RELATÓRIO ONU


A pandemia provocou uma intensificação da fome em todo o mundo. Um relatório divulgado ontem pela Organização das Nações Unidas para Alimentação e Agricultura (FAO/ONU) indica que 811 milhões de pessoas estavam subalimentadas no mundo em 2020. Entre elas, estão milhões de brasileiros impactados pelo índice recorde de 14,7% de desemprego e pela inflação acachapante de alimentos, combustíveis e energia elétrica.

O levantamento da FAO estima que cerca de 9,9% entre todas as pessoas do mundo tenham sofrido de desnutrição no ano passado, ante 8,4% em 2019. Uma proporção próxima à observada no Brasil. O Inquérito Nacional sobre Insegurança Alimentar no Contexto da Pandemia da Covid-19, conduzido pela Rede Penssan (Rede Brasileira de Pesquisa em Soberania e Segurança Alimentar e Nutricional), indicou que 19 milhões de pessoas passam fome no país – ou seja, 9% dos 211 milhões de habitantes.

De acordo com Jorge Alexandre Neves, professor do Departamento de Sociologia da UFMG, a pandemia vem piorar um processo de regressão que já havia se iniciado em 2017. “A fome, a pobreza e a desigualdade vinham crescendo nos últimos anos, fazendo com que o Brasil passe pelo processo mais rápido de aumento da desigualdade de sua história”, afirma.

Ele relata que o início da pandemia, em março do ano passado, significou uma degradação social muito rápida e intensa no país, mas a situação foi revertida nos cinco meses em que o auxílio emergencial de R$ 600 chegou às famílias brasileiras. “Mas foi um processo efêmero. No início do ano, a situação não parecia tão ruim, porque algumas famílias fizeram uma poupança com o que receberam do auxílio, mas agora a situação está muito ruim, especialmente porque o novo auxílio é insuficiente”, diz Neves.

O professor explica que, além do desemprego e da falta de políticas de transferência de renda,  a inflação de alimentos é responsável pela insegurança alimentar de pessoas empregadas e seus familiares. Quanto menor é a renda de uma família, maior é a proporção de gastos com comida e itens básicos – como energia elétrica e gás de cozinha, que também estão em alta.

“Por causa da explosão nos preços dos alimentos, houve uma queda de 10% no poder de compra do trabalhador no primeiro trimestre de 2021, e 7,5% no segundo trimestre. Tem gente que conseguia ter uma vida razoável no passado, com carteira assinada, mas agora está passando fome”, explica.

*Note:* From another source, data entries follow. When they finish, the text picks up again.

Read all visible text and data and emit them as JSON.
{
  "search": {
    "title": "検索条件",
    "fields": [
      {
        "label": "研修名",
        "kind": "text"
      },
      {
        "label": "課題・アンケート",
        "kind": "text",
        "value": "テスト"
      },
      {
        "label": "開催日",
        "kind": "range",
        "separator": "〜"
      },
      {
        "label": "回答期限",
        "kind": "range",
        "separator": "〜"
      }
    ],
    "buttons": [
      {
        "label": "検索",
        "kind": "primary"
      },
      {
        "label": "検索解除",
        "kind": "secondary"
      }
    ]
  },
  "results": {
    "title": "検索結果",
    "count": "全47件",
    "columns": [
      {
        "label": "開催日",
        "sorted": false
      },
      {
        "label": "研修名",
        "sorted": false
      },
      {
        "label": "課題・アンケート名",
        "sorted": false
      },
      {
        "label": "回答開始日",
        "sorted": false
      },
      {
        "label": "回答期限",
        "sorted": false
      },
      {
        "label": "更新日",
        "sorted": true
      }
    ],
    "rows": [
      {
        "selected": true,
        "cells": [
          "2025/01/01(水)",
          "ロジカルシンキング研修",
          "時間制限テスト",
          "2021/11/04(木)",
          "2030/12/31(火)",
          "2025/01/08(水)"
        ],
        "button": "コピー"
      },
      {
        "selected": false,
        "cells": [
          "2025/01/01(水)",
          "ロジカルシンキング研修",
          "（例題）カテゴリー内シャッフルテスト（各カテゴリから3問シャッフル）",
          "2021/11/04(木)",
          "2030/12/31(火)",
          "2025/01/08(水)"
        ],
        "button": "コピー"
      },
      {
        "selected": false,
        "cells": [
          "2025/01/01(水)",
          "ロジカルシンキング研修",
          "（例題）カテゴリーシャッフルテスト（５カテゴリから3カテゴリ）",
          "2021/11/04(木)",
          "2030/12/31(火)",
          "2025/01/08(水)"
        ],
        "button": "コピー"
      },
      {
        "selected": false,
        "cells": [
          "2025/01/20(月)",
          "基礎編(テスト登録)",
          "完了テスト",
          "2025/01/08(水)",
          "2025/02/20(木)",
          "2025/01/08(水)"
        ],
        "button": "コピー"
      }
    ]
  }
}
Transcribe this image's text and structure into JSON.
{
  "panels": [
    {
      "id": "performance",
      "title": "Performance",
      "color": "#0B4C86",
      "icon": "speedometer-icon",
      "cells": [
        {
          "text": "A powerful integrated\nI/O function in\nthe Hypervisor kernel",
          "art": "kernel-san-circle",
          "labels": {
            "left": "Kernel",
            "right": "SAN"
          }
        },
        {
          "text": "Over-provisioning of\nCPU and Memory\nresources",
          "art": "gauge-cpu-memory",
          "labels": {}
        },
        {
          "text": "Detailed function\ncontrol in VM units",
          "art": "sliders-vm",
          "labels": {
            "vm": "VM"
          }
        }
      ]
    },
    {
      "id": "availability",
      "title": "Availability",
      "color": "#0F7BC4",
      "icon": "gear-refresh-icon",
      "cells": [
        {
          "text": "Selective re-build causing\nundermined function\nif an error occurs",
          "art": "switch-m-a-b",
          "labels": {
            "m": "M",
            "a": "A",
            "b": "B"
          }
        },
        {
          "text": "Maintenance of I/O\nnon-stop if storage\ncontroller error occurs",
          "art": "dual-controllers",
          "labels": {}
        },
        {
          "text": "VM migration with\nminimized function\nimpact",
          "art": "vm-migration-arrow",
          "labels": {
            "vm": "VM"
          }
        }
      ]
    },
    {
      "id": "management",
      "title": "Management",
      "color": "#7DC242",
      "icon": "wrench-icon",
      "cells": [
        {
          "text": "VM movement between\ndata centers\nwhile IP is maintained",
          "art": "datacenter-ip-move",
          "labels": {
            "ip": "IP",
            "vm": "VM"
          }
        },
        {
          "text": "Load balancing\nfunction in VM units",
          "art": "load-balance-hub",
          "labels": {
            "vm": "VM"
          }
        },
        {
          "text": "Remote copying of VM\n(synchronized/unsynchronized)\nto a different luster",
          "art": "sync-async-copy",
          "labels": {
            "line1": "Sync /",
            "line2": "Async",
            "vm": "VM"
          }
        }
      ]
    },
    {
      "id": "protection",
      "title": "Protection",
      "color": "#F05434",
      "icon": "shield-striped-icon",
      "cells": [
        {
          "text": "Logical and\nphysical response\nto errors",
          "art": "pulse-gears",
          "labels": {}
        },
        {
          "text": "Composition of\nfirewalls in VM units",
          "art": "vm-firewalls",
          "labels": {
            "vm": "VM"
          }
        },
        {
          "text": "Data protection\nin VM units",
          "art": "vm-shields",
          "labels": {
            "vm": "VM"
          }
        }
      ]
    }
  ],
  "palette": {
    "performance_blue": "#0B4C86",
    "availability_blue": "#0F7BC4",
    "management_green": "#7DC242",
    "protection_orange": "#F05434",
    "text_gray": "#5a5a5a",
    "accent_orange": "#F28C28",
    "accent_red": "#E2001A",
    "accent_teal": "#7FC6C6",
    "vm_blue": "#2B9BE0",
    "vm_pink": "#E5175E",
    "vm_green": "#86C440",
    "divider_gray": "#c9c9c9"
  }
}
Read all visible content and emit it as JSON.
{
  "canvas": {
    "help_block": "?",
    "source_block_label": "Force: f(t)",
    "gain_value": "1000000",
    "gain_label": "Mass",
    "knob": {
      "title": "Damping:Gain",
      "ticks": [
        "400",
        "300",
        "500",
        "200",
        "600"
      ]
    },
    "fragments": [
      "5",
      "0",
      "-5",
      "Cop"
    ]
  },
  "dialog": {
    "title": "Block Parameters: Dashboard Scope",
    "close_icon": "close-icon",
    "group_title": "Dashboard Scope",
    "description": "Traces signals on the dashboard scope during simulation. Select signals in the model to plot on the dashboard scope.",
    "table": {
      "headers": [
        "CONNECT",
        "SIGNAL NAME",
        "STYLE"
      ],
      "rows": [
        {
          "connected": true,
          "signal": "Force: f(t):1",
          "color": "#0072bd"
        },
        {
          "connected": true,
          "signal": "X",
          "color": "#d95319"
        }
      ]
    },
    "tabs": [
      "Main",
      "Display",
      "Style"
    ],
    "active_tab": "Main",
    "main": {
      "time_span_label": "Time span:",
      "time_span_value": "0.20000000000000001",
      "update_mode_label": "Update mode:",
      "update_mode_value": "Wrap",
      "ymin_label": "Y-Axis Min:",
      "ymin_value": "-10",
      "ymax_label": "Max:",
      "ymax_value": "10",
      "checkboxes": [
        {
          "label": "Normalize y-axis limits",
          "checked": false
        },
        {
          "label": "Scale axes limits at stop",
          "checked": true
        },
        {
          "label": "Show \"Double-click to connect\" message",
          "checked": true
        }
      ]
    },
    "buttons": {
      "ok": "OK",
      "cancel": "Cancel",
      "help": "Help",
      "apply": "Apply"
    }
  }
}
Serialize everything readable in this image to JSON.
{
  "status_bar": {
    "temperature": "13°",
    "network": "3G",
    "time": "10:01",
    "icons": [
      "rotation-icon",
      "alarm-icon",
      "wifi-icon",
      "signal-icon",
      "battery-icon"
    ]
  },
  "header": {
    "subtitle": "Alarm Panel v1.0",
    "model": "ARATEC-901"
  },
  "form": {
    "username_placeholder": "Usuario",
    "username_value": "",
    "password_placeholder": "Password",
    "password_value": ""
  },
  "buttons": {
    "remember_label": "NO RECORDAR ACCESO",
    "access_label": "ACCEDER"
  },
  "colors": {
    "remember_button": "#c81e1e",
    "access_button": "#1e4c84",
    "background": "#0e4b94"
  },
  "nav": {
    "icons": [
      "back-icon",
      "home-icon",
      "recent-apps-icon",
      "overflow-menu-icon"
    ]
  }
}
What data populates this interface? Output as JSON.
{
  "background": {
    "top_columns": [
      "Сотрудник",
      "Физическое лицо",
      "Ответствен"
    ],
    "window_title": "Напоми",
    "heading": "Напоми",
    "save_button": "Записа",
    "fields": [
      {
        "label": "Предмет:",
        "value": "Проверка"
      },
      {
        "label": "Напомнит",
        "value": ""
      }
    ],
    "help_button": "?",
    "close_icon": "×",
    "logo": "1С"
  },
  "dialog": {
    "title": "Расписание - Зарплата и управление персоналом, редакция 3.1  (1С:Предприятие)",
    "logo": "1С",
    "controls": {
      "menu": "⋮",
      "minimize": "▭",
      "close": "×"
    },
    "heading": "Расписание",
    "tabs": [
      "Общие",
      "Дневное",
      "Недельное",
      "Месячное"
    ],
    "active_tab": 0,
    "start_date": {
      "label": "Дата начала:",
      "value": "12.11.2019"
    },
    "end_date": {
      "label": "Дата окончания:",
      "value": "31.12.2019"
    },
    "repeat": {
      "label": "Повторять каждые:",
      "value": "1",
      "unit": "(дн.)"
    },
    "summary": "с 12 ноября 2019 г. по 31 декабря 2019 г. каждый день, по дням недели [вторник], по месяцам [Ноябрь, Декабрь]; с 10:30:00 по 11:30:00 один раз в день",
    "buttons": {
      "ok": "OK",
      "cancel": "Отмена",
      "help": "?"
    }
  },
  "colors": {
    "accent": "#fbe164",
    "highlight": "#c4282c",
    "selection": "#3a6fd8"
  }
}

Além do preço alto do dólar e da demanda internacional por produtos brasileiros, Neves aponta a extinção dos estoques regulatórios de alimentos como um dos principais motivos para a inflação de produtos básicos nas refeições dos brasileiros, como arroz, feijão e milho. Anteriormente, como em muitos países no mundo, o governo fazia estoques de grãos para controlar os preços nas gôndolas.

30% sofre insegurança alimentar

O relatório da FAO também alerta para o grande número de pessoas em insegurança alimentar no mundo, ou seja, quem precisou deixar de realizar algumas refeições na semana porque não havia comida em casa. De acordo com o levantamento, 30% da população mundial tinha algum grau de insegurança alimentar em 2020 – 2,3 bilhões de pessoas, 320 milhões a mais do que no ano anterior.

Já havia uma tendência de aumento do problema no mundo, mas a pandemia acelerou o processo. A FAO indica que o número de pessoas em situação de insegurança alimentar saltou em um ano tanto quanto nos cinco anteriores combinados. A situação é crítica em países da Ásia, Américas e África. 

O relatório diz ainda que a meta mundial de erradicar a fome até 2030 provavelmente não será alcançada. Estima-se que nessa data o mundo tenha 660 milhões de famintos, sendo cerca de 30 milhões com alguma relação aos efeitos duradouros da pandemia.

Entre as ações que podem ser feitas pelos governos, a principal delas é investir em políticas de transferência de renda, de acordo com Jorge Alexandre Neves. Isso faz o dinheiro circular na sociedade e ter retorno em forma de impostos, algo que foi bem-sucedido no Brasil em 2020. “Graças ao auxílio emergencial, nós não tivemos uma retração tão grande no PIB quanto outros países latino-americanos. Nosso PIB caiu 4,1%, enquanto no México, que não teve política de transferência de renda na pandemia, teve um recuo de 8,5%”.